Que ele seja questionado e atacado em meio a um cenário de recrudescimento
conservador não parece banal. A aprovação pela Câmara dos Deputados, em
primeiro turno, da Proposta de Emenda Constitucional (PEC) 171/93,
que reduz a idade penal de 18 para 16 anos, é mais um risco de retrocesso, em
meio a tantas violações a que temos assistido.
Se
o ECA hoje sofre essa crise de legitimidade, é preciso aprender com a história.

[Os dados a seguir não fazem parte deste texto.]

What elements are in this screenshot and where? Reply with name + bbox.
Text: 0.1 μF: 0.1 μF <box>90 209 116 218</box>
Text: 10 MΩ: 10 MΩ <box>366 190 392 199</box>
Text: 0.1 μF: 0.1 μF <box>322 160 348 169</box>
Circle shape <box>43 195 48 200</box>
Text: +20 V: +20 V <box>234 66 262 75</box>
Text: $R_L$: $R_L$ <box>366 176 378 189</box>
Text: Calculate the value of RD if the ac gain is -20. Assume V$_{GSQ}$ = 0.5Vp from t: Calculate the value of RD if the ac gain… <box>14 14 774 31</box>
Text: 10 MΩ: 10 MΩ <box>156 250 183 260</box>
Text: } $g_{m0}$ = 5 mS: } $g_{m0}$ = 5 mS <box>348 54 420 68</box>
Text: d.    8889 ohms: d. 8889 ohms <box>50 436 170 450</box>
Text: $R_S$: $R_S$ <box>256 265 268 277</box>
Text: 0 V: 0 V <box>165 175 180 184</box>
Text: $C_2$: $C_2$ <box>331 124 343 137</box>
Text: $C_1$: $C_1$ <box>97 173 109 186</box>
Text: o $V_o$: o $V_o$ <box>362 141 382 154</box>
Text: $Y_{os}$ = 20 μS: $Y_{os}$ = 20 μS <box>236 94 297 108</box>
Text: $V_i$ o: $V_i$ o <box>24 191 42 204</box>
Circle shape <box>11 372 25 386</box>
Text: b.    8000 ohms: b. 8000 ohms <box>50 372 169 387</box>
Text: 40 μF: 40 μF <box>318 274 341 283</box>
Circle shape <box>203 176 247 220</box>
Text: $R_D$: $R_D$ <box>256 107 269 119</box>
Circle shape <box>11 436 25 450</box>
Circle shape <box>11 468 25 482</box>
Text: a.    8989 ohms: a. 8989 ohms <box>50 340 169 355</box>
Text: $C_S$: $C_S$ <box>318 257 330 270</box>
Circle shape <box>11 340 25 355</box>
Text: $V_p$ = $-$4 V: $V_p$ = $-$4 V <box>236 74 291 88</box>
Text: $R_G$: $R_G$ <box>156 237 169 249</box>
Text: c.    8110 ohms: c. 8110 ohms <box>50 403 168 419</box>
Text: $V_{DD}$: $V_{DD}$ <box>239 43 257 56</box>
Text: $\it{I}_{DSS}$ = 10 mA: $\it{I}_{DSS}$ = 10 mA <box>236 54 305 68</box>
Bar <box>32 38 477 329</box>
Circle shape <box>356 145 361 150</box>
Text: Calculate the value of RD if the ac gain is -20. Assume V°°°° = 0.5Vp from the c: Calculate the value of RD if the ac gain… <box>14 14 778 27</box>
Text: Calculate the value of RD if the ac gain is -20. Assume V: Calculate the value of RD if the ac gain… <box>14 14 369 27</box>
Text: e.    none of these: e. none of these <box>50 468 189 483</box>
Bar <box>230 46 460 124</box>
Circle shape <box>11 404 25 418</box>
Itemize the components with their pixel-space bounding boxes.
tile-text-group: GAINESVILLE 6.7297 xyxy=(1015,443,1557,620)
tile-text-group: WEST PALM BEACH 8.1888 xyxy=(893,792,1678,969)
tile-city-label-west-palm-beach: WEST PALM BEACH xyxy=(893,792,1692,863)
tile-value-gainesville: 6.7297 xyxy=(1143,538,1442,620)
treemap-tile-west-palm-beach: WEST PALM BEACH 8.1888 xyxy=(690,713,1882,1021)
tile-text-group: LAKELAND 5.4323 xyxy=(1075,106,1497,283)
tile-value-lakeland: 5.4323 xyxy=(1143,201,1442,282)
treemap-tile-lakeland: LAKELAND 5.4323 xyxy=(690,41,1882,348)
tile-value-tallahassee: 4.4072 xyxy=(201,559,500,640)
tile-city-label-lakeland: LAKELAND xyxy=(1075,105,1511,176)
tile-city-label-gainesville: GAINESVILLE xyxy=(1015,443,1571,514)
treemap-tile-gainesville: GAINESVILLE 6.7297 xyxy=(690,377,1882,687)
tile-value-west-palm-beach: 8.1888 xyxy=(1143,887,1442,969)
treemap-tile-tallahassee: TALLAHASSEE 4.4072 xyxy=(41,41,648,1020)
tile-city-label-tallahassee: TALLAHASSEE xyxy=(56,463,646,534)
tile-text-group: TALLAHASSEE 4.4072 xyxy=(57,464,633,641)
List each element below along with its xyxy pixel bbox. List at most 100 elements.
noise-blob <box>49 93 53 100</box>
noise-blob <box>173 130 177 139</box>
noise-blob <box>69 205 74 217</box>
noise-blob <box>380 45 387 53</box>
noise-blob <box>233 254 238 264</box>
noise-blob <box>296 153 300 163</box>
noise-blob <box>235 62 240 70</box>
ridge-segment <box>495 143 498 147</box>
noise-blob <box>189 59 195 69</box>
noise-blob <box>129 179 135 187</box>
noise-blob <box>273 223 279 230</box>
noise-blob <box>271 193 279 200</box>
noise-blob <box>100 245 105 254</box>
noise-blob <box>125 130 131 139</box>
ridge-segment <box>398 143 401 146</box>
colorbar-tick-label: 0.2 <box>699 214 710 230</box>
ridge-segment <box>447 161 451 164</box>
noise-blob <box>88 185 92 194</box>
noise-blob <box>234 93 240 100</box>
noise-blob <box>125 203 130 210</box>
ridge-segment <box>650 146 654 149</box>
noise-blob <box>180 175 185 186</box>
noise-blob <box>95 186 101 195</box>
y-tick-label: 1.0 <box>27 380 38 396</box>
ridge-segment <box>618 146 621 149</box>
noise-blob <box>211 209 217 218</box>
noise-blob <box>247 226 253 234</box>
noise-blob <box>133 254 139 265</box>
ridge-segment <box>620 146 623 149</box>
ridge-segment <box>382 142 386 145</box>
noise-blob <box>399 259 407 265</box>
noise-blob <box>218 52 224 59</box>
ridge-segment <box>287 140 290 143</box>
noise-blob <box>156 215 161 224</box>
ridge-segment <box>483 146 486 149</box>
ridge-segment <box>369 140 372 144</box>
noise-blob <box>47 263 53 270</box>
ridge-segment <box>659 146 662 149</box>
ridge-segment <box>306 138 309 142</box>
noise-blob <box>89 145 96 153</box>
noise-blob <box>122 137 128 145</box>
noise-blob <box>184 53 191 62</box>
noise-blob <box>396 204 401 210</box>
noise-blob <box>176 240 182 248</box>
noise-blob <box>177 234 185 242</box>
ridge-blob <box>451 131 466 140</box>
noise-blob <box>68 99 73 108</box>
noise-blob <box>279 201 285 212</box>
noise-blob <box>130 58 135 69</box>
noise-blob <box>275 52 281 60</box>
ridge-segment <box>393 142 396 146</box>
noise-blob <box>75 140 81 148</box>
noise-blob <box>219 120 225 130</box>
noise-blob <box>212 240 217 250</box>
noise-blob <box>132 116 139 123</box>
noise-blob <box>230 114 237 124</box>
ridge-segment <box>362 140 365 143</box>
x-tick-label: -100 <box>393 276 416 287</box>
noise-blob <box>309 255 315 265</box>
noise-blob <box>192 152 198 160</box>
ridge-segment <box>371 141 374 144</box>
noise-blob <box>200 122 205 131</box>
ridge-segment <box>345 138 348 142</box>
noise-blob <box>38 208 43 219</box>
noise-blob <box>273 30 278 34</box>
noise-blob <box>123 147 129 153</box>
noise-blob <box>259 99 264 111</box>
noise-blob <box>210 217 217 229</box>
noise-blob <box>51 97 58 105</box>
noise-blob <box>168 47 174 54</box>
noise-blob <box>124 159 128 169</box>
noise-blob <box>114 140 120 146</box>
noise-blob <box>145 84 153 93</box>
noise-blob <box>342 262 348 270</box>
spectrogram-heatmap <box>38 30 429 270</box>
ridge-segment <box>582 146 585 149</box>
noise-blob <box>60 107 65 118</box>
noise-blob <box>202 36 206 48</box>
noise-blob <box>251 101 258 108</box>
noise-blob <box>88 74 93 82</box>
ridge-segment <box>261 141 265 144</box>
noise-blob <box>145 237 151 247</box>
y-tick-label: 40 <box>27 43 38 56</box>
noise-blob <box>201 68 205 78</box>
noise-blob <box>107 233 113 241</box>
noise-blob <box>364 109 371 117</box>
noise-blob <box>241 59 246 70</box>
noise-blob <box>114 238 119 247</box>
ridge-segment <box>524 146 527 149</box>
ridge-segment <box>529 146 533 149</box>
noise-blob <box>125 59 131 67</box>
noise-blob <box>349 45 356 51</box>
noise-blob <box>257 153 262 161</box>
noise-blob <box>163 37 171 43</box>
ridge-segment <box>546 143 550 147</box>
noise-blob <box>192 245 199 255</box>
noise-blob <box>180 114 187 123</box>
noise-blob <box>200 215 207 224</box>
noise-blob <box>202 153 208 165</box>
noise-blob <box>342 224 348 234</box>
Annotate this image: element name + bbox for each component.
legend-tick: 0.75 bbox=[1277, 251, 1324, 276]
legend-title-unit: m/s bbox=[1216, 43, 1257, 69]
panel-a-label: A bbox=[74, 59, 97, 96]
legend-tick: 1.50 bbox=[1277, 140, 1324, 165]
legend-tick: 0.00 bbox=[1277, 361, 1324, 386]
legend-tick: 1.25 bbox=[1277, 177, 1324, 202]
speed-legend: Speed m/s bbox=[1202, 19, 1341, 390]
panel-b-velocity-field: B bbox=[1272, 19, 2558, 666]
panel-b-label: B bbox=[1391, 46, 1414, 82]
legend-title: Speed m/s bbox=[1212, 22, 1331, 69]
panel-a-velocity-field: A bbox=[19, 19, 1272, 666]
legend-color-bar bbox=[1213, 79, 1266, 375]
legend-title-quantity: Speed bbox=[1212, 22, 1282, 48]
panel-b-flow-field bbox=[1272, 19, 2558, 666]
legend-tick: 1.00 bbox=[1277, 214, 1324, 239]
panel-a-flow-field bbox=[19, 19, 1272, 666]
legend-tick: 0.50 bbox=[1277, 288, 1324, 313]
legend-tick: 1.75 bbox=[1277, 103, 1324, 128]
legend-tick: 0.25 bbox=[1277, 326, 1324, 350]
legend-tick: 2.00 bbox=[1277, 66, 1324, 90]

A luta por direitos nunca foi tarefa fácil, mas, entre meados dos anos 1980 e
início da década de 1990, os atores da área da infância estavam organizados na
batalha pela adesão da opinião pública — saíam às ruas para passeatas,
construíam argumentos populares, convocavam meninos e meninas para se
expressarem por meio de sua própria voz, enfrentavam disputas jurídicas,
negociavam com parlamentares, buscavam visibilidade midiática, montavam bancas
para coletar assinaturas —, e assim conseguiram encampar a emenda de iniciativa
popular com o segundo maior número de apoiadores durante a Constituinte.
O
Estatuto da Criança e do Adolescente é uma das legislações mais avançadas do
mundo, tendo servido de modelo para a implementação de leis semelhantes em
vários países, sobretudo na América Latina.
Há
25 anos, estávamos na vanguarda. E hoje, onde estamos? E onde queremos estar
nas próximas duas décadas e meia? A resposta está na infância. Como afirma o
teórico norte-americano Neil Postman, “as crianças são as mensagens vivas que
enviamos a um tempo que não veremos”.
Ainda
é possível virar o jogo, mas é preciso seguir lutando.